MTU is involved not only in the development and production of Pratt & Whitney’s GTF™ engine family but also in its maintenance. “In the current situation, MTU’s positioning has particular advantages,” Niffka says. “We have a strong focus on engines for narrowbodies and are benefiting from the GTF’s market success. In both the OEM and MRO sectors, we are ideally positioned as a partner for airlines and Pratt & Whitney.”
For one thing, MTU is a reliable partner in the worldwide MRO service network for the PW1100G-JM. This network gives customers access to maintenance facilities—known as shops—that have experience, know-how, and capacity and offer high-quality services.
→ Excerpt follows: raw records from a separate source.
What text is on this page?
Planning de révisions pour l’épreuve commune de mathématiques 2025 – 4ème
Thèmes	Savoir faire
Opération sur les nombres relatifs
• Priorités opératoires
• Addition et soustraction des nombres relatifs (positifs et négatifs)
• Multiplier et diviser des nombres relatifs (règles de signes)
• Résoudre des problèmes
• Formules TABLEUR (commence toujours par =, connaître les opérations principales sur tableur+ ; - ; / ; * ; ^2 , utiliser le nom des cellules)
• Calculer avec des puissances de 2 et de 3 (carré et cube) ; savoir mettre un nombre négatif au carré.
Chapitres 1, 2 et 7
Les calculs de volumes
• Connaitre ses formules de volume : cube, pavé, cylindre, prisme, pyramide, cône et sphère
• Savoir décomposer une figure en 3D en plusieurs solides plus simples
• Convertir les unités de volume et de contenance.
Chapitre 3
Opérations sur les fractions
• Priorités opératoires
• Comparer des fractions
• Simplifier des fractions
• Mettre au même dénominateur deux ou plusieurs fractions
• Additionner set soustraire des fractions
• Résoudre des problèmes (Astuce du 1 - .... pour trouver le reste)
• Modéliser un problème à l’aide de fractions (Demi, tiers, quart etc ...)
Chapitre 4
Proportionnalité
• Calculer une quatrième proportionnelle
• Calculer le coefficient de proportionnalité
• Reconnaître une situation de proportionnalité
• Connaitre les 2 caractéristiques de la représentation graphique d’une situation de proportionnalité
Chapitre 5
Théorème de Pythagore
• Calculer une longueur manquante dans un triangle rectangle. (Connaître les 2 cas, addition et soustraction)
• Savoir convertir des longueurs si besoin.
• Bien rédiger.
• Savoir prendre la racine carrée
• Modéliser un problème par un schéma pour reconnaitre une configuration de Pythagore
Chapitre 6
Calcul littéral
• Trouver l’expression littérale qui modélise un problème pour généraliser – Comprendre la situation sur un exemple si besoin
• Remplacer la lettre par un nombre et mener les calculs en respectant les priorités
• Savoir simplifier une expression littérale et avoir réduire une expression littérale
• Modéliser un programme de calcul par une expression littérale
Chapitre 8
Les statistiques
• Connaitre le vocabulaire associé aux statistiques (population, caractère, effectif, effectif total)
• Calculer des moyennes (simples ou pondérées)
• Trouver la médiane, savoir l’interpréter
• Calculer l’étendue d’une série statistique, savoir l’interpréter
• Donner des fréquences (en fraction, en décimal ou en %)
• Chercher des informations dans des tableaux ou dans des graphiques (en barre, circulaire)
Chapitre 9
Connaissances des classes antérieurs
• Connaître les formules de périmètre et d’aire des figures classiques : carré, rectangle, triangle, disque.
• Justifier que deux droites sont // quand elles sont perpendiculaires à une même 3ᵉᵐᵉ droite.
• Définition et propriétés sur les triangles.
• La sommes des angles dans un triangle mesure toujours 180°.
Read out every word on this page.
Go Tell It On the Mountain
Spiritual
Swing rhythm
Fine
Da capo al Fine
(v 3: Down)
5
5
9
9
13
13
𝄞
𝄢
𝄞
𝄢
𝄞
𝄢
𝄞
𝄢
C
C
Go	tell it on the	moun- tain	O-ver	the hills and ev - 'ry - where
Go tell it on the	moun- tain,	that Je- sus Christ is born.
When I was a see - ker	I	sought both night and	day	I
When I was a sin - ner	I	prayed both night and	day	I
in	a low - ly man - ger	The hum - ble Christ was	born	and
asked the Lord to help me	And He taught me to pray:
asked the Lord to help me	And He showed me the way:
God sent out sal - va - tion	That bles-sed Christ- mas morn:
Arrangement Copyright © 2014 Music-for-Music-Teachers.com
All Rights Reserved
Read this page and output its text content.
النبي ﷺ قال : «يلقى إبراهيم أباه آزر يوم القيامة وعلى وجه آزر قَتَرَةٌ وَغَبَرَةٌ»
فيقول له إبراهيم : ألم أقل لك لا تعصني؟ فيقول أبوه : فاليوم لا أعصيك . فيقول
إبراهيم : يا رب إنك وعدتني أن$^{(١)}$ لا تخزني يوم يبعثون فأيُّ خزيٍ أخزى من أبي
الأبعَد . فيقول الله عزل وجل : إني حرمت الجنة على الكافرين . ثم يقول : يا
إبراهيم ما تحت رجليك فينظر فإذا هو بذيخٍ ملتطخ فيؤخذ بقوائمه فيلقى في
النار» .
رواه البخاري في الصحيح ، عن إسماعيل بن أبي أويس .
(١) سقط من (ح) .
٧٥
It includes fully three facilities within the MTU network, each offering full disassembly, assembly and test capabilities for the PW1100G-JM. MTU Maintenance Hannover has been providing maintenance services for the PW1100G-JM since 2016. EME Aero, the MRO joint venture between Lufthansa Technik and MTU in Jasionka, Poland, opened its doors in 2020. MTU Maintenance Zhuhai is the latest partner to join the global MRO network for the PW1100G-JM. It is setting up another site specifically to handle this work.
“Having established a successful market position for itself with the V2500, one of the most successful narrowbody engines of all time, MTU was well placed to become such a strong partner in the GTF network, too, and provide the top-quality support,” Niffka says.
Flexible in every way
Moreover, as an independent maintenance provider, MTU Maintenance is a global player—especially in the narrowbody market. This is primarily due to the comprehensive services it offers, which cover the entire lifecycle of engines and are tailored to specific customer requirements. MTU can also offer its customers MRO services at locations all over the world. “Airlines want more flexibility,” Niffka says, “and we can provide that flexibility in every way—either as an independent MRO service provider or as part of the successful OEM network for the PW1100G-JM.”